I have a lecturer in my Master program who uses “data” as a plural noun. It feels so good in my nerdy nerd of a soul every time I hear it.
Number/Amount
To this day, I don’t think I’ve ever heard someone use these correctly. “Number” describes a quantity you can measure. “Amount” describes a quantity you can’t measure. I have an amount of water. I have a number of liters of water. I can only have water. I can’t have 1 water or 2 waters. I can, however, have 1 liter or 2 liters of water.
In the real world, what you always hear is the word “amount.” Your friend will tell you about the astounding “amount” of people in the subway this morning. That implies that an indeterminable number of humans were melted, and the subway was full of their goo.
Oh, no. Maybe that is what he saw this morning.
I’ll wait. One day, I’ll hear “number” when I would otherwise hear “amount.” Unless I manage to contain my glee, I’ll probably be committed for mental illness soon after.
Among/Between
Every now and then, I hear these used in the classical way. Academics know the difference. Business people do not. That’s the general rule I’ve observed over the courses of my studies and career.
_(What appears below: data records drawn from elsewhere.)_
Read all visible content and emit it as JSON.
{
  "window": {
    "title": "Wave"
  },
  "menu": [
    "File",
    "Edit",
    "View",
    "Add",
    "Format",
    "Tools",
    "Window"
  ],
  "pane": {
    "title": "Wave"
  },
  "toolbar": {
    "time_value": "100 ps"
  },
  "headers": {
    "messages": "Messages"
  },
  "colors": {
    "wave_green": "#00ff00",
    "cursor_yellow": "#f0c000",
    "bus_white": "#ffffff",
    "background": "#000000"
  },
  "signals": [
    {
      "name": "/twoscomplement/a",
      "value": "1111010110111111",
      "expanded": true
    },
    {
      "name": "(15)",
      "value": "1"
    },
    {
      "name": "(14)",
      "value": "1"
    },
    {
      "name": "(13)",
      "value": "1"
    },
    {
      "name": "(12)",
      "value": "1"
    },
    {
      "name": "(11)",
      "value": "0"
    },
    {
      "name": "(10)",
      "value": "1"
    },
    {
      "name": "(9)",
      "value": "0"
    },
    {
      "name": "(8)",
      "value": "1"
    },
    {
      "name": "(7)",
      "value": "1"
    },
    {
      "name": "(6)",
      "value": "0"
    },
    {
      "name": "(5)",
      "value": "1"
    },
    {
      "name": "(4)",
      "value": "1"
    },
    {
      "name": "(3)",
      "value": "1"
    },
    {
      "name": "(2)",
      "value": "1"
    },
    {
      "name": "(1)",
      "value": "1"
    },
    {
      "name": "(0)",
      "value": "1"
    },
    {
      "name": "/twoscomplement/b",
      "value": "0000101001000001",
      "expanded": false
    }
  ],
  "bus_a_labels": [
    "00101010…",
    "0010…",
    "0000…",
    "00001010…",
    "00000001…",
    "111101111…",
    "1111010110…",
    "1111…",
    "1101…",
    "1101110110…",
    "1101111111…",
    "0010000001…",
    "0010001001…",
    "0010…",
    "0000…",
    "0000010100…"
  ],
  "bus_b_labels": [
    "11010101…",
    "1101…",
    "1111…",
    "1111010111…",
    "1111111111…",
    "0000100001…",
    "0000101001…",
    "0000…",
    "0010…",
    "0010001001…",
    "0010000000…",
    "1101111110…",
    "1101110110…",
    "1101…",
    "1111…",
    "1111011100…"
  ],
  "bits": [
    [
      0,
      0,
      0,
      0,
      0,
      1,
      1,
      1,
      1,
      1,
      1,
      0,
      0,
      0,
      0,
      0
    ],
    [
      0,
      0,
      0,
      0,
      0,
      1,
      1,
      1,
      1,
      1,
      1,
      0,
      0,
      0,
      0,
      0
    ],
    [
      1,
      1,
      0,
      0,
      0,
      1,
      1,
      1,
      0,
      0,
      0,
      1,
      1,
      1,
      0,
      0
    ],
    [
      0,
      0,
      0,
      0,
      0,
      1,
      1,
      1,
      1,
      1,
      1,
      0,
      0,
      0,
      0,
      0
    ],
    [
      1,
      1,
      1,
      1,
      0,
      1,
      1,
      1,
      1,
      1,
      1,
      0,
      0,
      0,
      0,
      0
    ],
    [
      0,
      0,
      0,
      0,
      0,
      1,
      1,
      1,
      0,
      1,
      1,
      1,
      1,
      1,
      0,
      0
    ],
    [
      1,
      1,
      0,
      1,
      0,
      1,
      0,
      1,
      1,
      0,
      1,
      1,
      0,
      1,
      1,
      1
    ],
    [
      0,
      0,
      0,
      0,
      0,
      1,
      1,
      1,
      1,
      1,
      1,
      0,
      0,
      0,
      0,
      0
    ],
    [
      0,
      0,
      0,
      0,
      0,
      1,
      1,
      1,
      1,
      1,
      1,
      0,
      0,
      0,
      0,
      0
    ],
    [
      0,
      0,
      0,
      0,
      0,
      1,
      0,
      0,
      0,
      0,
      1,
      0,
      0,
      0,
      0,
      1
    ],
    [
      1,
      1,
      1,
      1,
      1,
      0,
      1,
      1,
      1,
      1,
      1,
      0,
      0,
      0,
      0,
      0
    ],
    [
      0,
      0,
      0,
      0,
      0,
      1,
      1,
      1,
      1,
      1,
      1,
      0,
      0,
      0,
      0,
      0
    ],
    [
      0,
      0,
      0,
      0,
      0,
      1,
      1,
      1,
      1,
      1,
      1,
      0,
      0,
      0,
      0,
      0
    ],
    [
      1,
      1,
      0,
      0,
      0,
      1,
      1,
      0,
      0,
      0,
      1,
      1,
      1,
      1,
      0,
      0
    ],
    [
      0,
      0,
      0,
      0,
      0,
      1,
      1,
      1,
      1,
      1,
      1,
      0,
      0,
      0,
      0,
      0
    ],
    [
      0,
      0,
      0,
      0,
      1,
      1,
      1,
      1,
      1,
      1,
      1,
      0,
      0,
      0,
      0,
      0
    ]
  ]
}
“Between” relates two objects to one another. We have two apples between the two of us.
“Among” relates three or more objects to one another. There are three martians among our group of ten people.
Nobody ever says “among” when they mean between. They do, however, routinely say “between” when they mean “among.” Between the three of us, we have one college degree. That makes me cringe in a way similar to the way “amount” in the wrong circumstance makes me cringe.
When I do hear the word “among,” though, it’s sunshine and cervezas for the rest of the day.